This script automates a basic RNA-seq pipeline for processing Illumina reads from sequencing runs, including quality control, alignment, and differential expression analysis. The pipeline assumes that the input files are either paired-end or single-end reads in gzipped FASTQ format, and that the reference genome and annotation file are available in the appropriate directories.
The following tools and software packages are required to run this pipeline:
- FastQC: https://www.bioinformatics.babraham.ac.uk/projects/fastqc/
- Trimmomatic: http://www.usadellab.org/cms/?page=trimmomatic
- HISAT2: https://daehwankimlab.github.io/hisat2/download/
- SAMtools: http://www.htslib.org/download/
- featureCounts: http://subread.sourceforge.net/
- DESeq2: https://bioconductor.org/packages/release/bioc/html/DESeq2.html
- R: https://www.r-project.org/
- Python: https://www.python.org/
- GNU Bash: https://www.gnu.org/software/bash/
-
Set the following variables in the script:
- FASTQ_DIR: the path to the directory containing the input fastq files
- GENOME_DIR: the path to the directory containing the reference genome files
- ANNOTATION_FILE: the path to the GTF annotation file
- OUTPUT_DIR: the path to the directory where output files will be saved
-
Run the script in a Linux terminal using bash:
chmod +x rna_seq_pipeline.sh
bash RNAseq_pipeline.sh
- Check that each sample has exactly two input fastq files with the correct naming convention.
- Check whether input fastq files are single-end or paired-end.
- Perform quality control and preprocessing using fastqc and trimmomatic.

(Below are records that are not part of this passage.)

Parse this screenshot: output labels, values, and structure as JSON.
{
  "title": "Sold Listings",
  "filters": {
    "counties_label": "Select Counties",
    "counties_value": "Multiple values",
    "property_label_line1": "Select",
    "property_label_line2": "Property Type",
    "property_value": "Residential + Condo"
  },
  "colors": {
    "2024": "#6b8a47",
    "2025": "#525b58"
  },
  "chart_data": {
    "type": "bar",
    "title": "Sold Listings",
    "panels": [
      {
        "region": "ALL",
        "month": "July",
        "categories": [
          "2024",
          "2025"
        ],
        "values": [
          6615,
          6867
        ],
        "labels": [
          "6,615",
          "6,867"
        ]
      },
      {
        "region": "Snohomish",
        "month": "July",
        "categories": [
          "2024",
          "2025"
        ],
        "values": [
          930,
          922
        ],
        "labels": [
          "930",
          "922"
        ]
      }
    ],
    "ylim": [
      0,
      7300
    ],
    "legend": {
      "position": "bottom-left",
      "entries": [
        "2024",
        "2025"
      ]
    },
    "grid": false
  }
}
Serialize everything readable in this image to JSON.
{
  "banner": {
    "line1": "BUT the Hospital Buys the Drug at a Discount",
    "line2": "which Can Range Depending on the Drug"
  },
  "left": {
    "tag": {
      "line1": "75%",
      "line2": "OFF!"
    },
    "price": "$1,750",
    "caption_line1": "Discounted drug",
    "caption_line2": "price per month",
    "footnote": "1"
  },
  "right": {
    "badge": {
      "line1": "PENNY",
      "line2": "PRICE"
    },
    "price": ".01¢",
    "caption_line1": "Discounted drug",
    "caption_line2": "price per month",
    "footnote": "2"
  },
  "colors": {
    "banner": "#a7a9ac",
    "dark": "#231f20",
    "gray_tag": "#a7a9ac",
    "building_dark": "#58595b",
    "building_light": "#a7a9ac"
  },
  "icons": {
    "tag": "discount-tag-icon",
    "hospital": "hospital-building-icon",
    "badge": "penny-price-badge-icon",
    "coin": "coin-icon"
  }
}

- Perform alignment using hisat2.
- Convert the resulting SAM file to BAM format and sort it using samtools.
- Count features using featureCounts.
- Perform differential expression analysis using DESeq2 in R.
- Validate the output using validate.py.
The pipeline generates the following output files for each sample:
- fastqc_results/: a directory containing the output from fastqc
- *_aligned_reads.bam: the sorted BAM file containing aligned reads
- *_counts.txt: the feature counts for each gene
- *_validated_results.txt: the validated differential expression results
All output files are saved to the specified OUTPUT_DIR, with the sample name included in the file name.